I tried several times to see if the total memory usage is smaller than the worker number * chunk size. Basically, it has NO limit.
I tried to use MemPool.max_memsize to set the limit. But it seems that MemPool doesn't pass the unit tests.
So I suppose the out-of-core usage is broken now. It that right?
MemPool is maintained and passes tests (https://travis-ci.org/JuliaComputing/MemPool.jl). I've also used JuliaDB out-of-core within the last week.
What did you try and what was broken?
In my test of Julia 1.0.3 and Windows10. After reduce, all the contents of the selected column will leave in memory. The total memory usage is not (number of worker * each chunk size) written in doc but is (total selected column size in all chunks).
I try to use "@everywhere MemPool.max_memsize[] = 10^9 # 1 GB per worker" in MemPool Doc to limit the memory usage but failed.
Do you have some code I can use to reproduce the issue? I don't completely follow what occurred. It sounds like while using reduce and setting MemPool.max_memsize, your memory use grew so that you think an entire column (from all workers) was moved to memory?
Off-topic: I think you accidentally tagged another user. Try to put code in backticks: @everywhere.
What I mean is that:
When we need to compute something, all the contents of the chunks will be written to the MemPool.
For example in https://github.com/JuliaParallel/Dagger.jl/blob/master/src/chunks.jl, line 74,
function collect(ctx::Context, ref::Union{DRef, FileRef}) poolget(ref) end
After collect, the contents of the chunks are put into the pool and stay in memory.
MemPool is designed to be able to control memory usage by setting MemPool.max_memsize.

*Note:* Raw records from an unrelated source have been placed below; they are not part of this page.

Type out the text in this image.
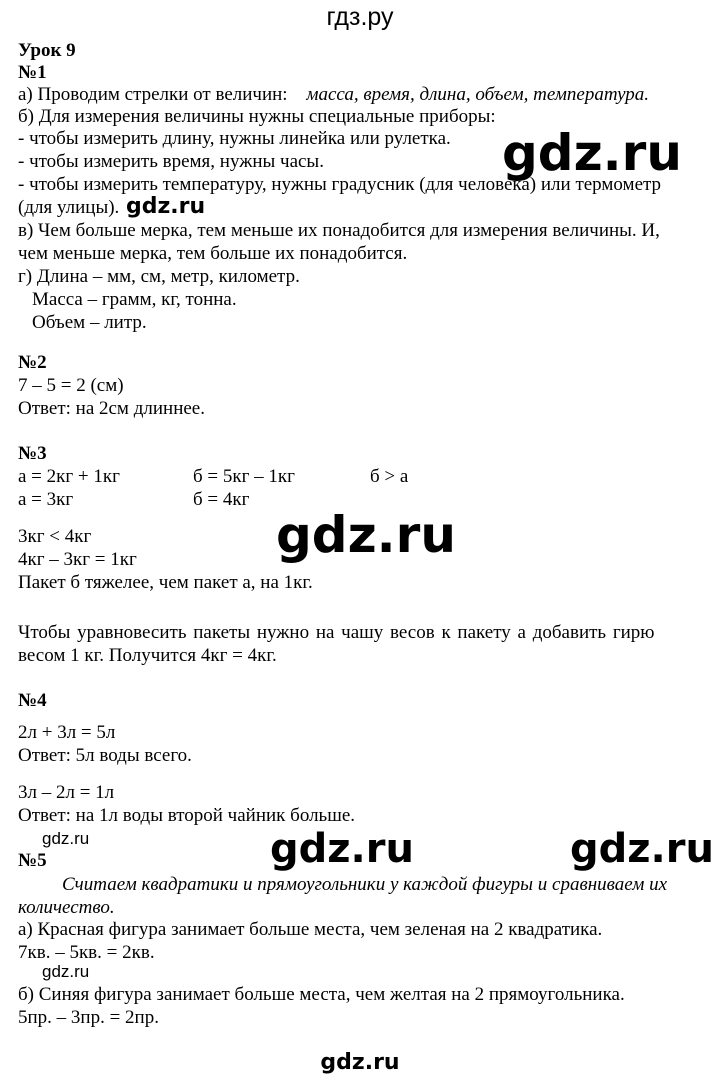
гдз.ру
Урок 9
№1
а) Проводим стрелки от величин: масса, время, длина, объем, температура.
б) Для измерения величины нужны специальные приборы:
- чтобы измерить длину, нужны линейка или рулетка.
- чтобы измерить время, нужны часы.
- чтобы измерить температуру, нужны градусник (для человека) или термометр
(для улицы).
в) Чем больше мерка, тем меньше их понадобится для измерения величины. И,
чем меньше мерка, тем больше их понадобится.
г) Длина – мм, см, метр, километр.
Масса – грамм, кг, тонна.
Объем – литр.
№2
7 – 5 = 2 (см)
Ответ: на 2см длиннее.
№3
а = 2кг + 1кг	б = 5кг – 1кг	б > а
а = 3кг	б = 4кг
3кг < 4кг
4кг – 3кг = 1кг
Пакет б тяжелее, чем пакет а, на 1кг.
Чтобы уравновесить пакеты нужно на чашу весов к пакету а добавить гирю
весом 1 кг. Получится 4кг = 4кг.
№4
2л + 3л = 5л
Ответ: 5л воды всего.
3л – 2л = 1л
Ответ: на 1л воды второй чайник больше.
№5
Считаем квадратики и прямоугольники у каждой фигуры и сравниваем их
количество.
а) Красная фигура занимает больше места, чем зеленая на 2 квадратика.
7кв. – 5кв. = 2кв.
б) Синяя фигура занимает больше места, чем желтая на 2 прямоугольника.
5пр. – 3пр. = 2пр.
gdz.ru
gdz.ru
gdz.ru
gdz.ru	gdz.ru	gdz.ru
gdz.ru
gdz.ru
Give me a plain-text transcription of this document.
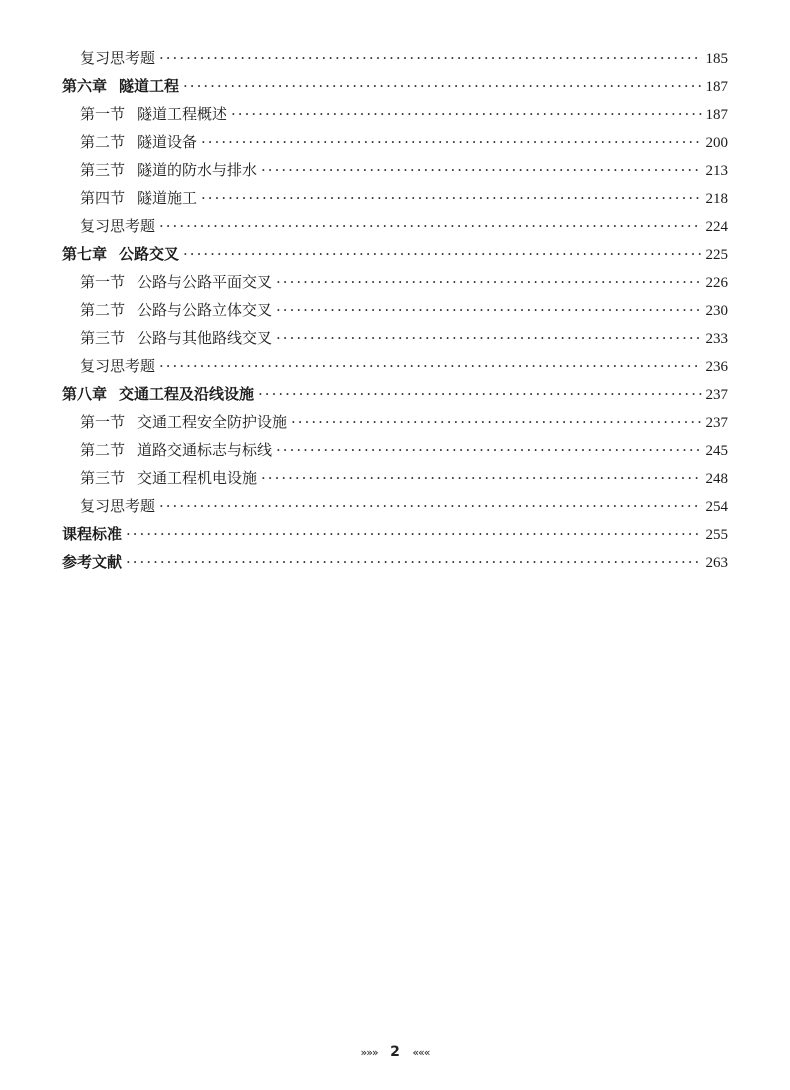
复习思考题 ·····	185
第六章 隧道工程 ·····	187
第一节 隧道工程概述 ·····	187
第二节 隧道设备 ·····	200
第三节 隧道的防水与排水 ·····	213
第四节 隧道施工 ·····	218
复习思考题 ·····	224
第七章 公路交叉 ·····	225
第一节 公路与公路平面交叉 ·····	226
第二节 公路与公路立体交叉 ·····	230
第三节 公路与其他路线交叉 ·····	233
复习思考题 ·····	236
第八章 交通工程及沿线设施 ·····	237
第一节 交通工程安全防护设施 ·····	237
第二节 道路交通标志与标线 ·····	245
第三节 交通工程机电设施 ·····	248
复习思考题 ·····	254
课程标准 ·····	255
参考文献 ·····	263
»»» 2 «««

But the code is commented.
See https://github.com/JuliaComputing/MemPool.jl/blob/master/src/datastore.jl, line 276.
So now from my understanding, the out-of-core processing function is broken.
Good detective work! The thing that I commented out is spill-to-disk functionality which was more headache than worth it.

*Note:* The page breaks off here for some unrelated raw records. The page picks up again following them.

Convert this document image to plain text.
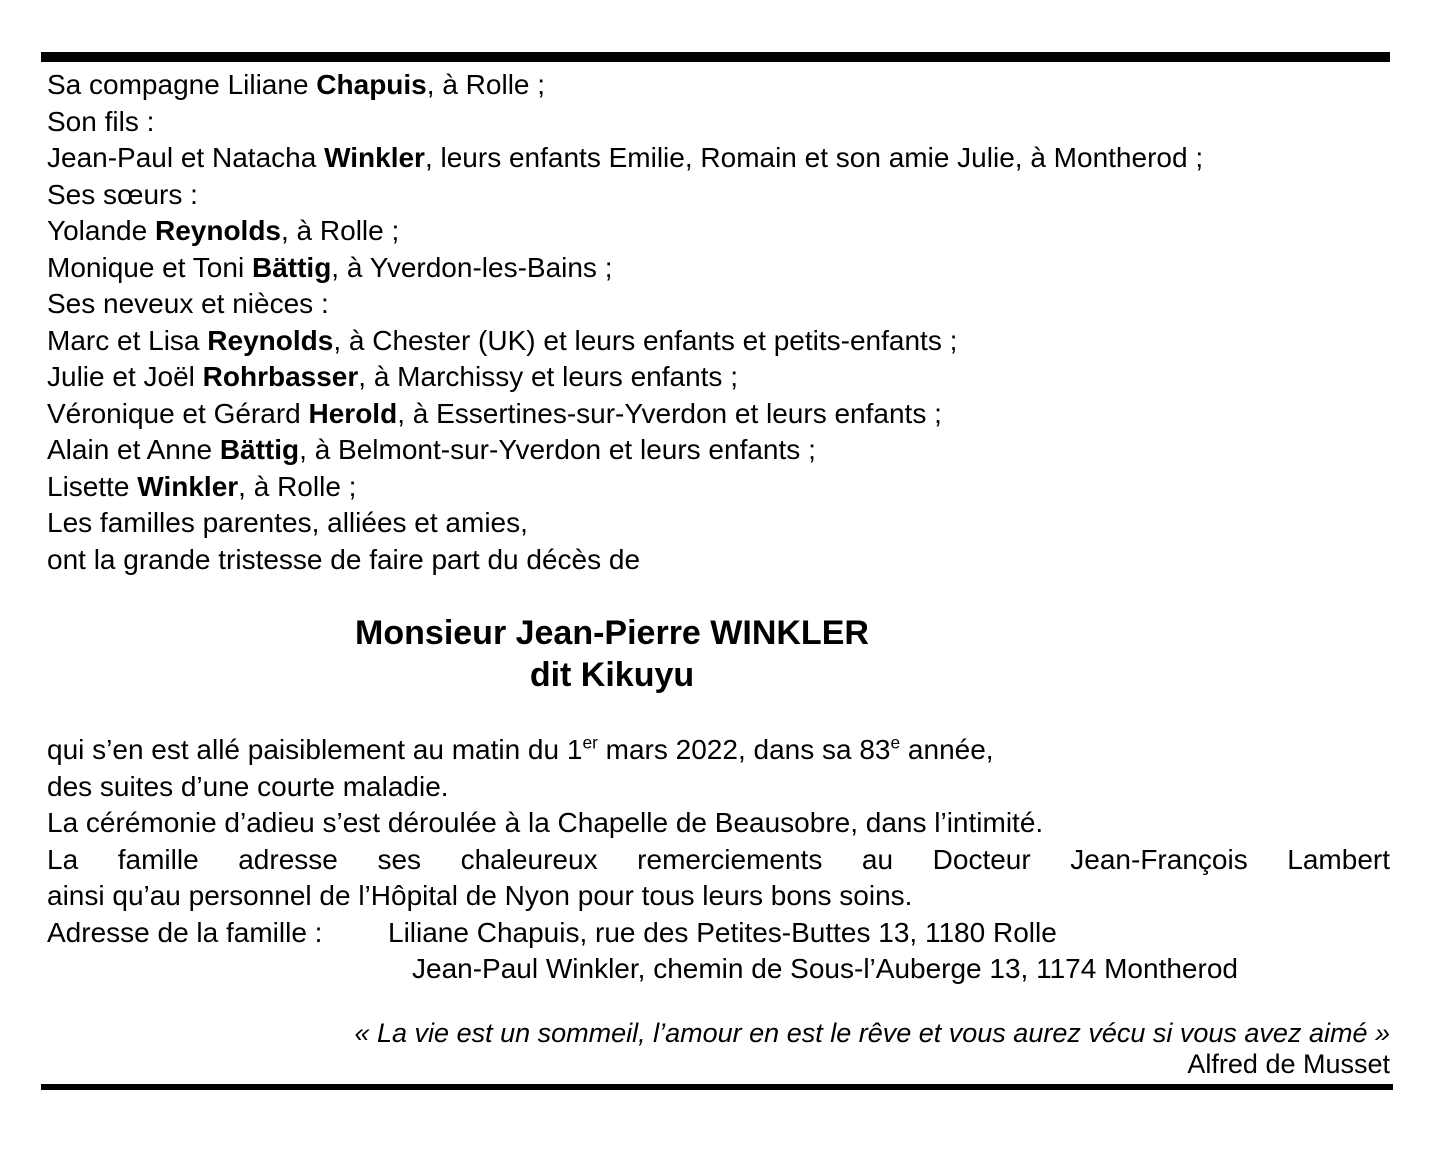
Sa compagne Liliane Chapuis, à Rolle ;
Son fils :
Jean-Paul et Natacha Winkler, leurs enfants Emilie, Romain et son amie Julie, à Montherod ;
Ses sœurs :
Yolande Reynolds, à Rolle ;
Monique et Toni Bättig, à Yverdon-les-Bains ;
Ses neveux et nièces :
Marc et Lisa Reynolds, à Chester (UK) et leurs enfants et petits-enfants ;
Julie et Joël Rohrbasser, à Marchissy et leurs enfants ;
Véronique et Gérard Herold, à Essertines-sur-Yverdon et leurs enfants ;
Alain et Anne Bättig, à Belmont-sur-Yverdon et leurs enfants ;
Lisette Winkler, à Rolle ;
Les familles parentes, alliées et amies,
ont la grande tristesse de faire part du décès de
Monsieur Jean-Pierre WINKLER
dit Kikuyu
qui s’en est allé paisiblement au matin du 1er mars 2022, dans sa 83e année,
des suites d’une courte maladie.
La cérémonie d’adieu s’est déroulée à la Chapelle de Beausobre, dans l’intimité.
La famille adresse ses chaleureux remerciements au Docteur Jean-François Lambert
ainsi qu’au personnel de l’Hôpital de Nyon pour tous leurs bons soins.
Adresse de la famille : Liliane Chapuis, rue des Petites-Buttes 13, 1180 Rolle
Jean-Paul Winkler, chemin de Sous-l’Auberge 13, 1174 Montherod
« La vie est un sommeil, l’amour en est le rêve et vous aurez vécu si vous avez aimé »
Alfred de Musset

However if you're just doing a reduce then it should only read the memory mapped data, and be done.
Can you post the output of
Dagger.collect(Dagger.delayed(typeof)(tbl.chunks[1]))
I am wondering how much of your data is memory-mapped.
One more thing that happens is any intermediate data should get gc'd. The out-of-coreness only breaks if you're creating a new big table at top level (e.g. doing a select).
If you want to do select just for the sake of reducing immediately, try doing reduce(..., select=(selector...)) instead!
Thanks for explaining.
I happened to have a table in which a JSON object is serialized in one of the columns. So the size of the column is very large.
julia> Dagger.collect(Dagger.delayed(typeof)(dff.chunks[1])) IndexedTable{StructArrays.StructArray{NamedTuple{(:channelGrouping, :customDimensions, :date, :device, :fullVisitorId, :geoNetwork, :hits, :socialEngagementType, :totals, :trafficSource, :visitId, :visitNumber, :visitStartTime),Tuple{String,String,Int64,String,Float64,String,String,String,String,String,Int64,Int64,Int64}},1,NamedTuple{(:channelGrouping, :customDimensions, :date, :device, :fullVisitorId, :geoNetwork, :hits, :socialEngagementType, :totals, :trafficSource, :visitId, :visitNumber, :visitStartTime),Tuple{WeakRefStrings.StringArray{String,1},WeakRefStrings.StringArray{String,1},Array{Int64,1},WeakRefStrings.StringArray{String,1},Array{Float64,1},WeakRefStrings.StringArray{String,1},WeakRefStrings.StringArray{String,1},WeakRefStrings.StringArray{String,1},WeakRefStrings.StringArray{String,1},WeakRefStrings.StringArray{String,1},Array{Int64,1},Array{Int64,1},Array{Int64,1}}}}}
When do the select, JuliaDB is column-based, most of time leaving the numerical columns in memory is OK. so could we add disposable=true in somewhere to allow us not to cache the specific column of the chunk.
Do you know how could I "close" the DIndexedTable and release the memory? I think this is important.
I just wrote a function to allow JuliaDB to import from one or serveral giant CSV files. It seems that I could do the table transform before it is sinked to disk. I will release it soon.
Thanks again.
@shashi can you email me Chuck ? This mempool issue has went up to the CFO of my customer. Hoping you can help
I just wrote a function to allow JuliaDB to import from one or serveral giant CSV files. It seems that I could do the table transform before it is sinked to disk. I will release it soon.
This sounds great! We don't yet handle a single big CSV file well.